In other words, Apple has created a “walled garden” in which all of its products sync together through numerous software services, such as:

  • iCloud – store photos, videos, documents, apps, and more across devices
  • Apple TV – device hooks up to your TV to stream internet content from 60+ video services
  • iTunes – download music, movies, and TV shows
  • FaceTime – make video and audio calls from your devices
  • Apple Pay – mobile payment and digital wallet service
  • Apple CarPlay – controls iPhone through car’s built-in display
  • Apple Music – music streaming service
  • Consumers who purchase Apple hardware are thus less likely to switch to rival devices that run on other operating systems, such as Android. If they switched, they would lose almost all of their content that can only be accessed using devices that run on Apple’s iOS operating system.

    With over half a billion users on Apple’s iOS platform, third-party developers also have greater incentives to create apps designed for Apple’s devices rather than smaller alternatives with less monetization potential.
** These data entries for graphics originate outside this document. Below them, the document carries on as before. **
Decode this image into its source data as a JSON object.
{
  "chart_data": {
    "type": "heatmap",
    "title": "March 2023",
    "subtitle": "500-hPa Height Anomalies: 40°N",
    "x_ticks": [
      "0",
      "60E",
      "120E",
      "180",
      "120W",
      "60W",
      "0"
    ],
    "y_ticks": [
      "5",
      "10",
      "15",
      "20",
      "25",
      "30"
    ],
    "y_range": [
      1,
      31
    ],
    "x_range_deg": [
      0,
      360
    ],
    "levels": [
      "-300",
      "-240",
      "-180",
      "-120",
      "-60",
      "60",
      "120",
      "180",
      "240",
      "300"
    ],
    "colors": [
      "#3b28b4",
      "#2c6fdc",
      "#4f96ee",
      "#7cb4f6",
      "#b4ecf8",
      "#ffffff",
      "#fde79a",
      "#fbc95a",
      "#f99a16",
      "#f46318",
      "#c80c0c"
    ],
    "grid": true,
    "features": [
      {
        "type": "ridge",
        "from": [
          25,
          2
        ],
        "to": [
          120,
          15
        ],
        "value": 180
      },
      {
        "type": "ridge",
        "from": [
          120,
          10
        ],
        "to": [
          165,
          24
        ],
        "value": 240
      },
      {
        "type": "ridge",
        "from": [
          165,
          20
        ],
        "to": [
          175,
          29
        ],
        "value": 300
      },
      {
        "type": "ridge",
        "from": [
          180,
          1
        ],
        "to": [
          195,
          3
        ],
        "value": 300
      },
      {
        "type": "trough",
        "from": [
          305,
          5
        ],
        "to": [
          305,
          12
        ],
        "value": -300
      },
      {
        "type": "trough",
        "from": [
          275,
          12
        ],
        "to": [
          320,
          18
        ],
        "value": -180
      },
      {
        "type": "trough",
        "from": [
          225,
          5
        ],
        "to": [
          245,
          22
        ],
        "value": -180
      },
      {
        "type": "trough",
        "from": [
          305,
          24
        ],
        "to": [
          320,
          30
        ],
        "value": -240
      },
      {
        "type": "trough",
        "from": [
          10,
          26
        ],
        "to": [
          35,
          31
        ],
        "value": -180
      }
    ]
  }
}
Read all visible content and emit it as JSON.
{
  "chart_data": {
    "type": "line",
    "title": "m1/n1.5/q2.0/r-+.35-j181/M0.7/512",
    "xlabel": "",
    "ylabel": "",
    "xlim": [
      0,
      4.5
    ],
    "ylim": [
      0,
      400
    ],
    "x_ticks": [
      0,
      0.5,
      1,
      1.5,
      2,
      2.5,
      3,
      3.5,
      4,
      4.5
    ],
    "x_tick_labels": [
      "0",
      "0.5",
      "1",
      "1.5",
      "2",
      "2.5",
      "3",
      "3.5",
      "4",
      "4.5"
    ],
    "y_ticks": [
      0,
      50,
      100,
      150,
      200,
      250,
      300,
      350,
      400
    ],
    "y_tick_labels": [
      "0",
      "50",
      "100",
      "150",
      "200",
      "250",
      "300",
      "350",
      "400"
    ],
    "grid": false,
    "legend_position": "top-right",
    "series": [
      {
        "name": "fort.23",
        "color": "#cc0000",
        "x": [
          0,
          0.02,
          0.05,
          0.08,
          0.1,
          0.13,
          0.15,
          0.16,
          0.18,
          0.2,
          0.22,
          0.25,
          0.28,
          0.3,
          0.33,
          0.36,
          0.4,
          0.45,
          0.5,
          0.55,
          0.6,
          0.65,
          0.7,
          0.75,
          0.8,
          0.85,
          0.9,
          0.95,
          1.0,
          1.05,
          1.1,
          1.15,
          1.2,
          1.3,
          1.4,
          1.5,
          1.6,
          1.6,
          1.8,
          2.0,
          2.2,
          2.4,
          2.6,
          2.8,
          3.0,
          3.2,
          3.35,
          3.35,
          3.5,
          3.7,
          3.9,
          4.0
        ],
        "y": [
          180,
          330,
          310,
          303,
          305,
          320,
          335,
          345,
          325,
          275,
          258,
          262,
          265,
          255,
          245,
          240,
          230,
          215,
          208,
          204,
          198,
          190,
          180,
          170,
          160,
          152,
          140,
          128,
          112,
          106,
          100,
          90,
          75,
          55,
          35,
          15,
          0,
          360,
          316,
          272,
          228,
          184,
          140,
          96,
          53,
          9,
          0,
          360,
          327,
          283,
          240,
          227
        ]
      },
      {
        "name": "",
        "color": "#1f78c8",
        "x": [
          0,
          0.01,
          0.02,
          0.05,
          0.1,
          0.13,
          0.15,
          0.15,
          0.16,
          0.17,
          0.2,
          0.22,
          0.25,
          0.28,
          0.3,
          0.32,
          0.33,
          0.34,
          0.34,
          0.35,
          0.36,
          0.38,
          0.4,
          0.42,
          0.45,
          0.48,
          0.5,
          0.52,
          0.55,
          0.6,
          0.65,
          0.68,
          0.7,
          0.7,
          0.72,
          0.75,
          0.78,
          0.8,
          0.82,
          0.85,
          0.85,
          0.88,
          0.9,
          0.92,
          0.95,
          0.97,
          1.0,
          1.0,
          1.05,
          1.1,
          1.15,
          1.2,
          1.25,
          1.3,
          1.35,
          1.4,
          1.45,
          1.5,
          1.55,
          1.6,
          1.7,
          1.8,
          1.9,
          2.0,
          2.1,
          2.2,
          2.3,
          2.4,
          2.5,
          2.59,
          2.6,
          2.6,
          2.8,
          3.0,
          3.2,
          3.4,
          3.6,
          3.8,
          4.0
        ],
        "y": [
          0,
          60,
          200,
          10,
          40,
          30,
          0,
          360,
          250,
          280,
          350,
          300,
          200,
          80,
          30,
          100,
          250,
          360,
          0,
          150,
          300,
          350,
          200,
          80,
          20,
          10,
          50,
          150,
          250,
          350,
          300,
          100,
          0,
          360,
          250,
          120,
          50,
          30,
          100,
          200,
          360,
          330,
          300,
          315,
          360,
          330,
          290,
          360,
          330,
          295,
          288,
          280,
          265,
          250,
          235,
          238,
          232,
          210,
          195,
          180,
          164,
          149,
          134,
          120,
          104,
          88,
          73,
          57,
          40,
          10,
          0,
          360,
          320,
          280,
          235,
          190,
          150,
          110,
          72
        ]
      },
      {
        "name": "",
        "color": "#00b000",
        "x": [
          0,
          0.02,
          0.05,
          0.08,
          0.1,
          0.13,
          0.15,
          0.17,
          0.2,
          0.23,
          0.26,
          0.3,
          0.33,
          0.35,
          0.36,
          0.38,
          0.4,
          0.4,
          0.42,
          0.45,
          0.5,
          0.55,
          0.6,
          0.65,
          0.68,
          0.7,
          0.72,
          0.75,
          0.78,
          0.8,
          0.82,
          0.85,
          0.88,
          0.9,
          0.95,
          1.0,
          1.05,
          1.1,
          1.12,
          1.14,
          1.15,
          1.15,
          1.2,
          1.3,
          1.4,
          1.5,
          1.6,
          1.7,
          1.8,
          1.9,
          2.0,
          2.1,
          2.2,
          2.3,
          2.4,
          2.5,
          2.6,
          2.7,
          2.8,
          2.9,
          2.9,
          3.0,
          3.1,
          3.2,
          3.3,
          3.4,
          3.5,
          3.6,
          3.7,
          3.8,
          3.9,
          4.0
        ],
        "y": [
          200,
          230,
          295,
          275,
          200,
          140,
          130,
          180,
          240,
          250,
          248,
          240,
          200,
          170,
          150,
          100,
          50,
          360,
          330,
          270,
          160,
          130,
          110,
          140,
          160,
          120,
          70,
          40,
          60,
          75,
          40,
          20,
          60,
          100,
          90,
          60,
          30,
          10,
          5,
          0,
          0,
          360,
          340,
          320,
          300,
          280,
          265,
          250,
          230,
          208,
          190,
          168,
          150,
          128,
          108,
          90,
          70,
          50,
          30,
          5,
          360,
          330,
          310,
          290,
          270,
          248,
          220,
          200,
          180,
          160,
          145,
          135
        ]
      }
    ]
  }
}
This creates a virtuous cycle where Apple customers enjoy a greater selection of apps that makes their mobile devices more useful, bringing even more users onto the platform and thus making it all the more attractive for third-party developers.

    The end result is a stickier ecosystem that allows Apple to command higher prices for its hardware products, even if the actual physical capabilities of its devices are largely the same as rival offerings today.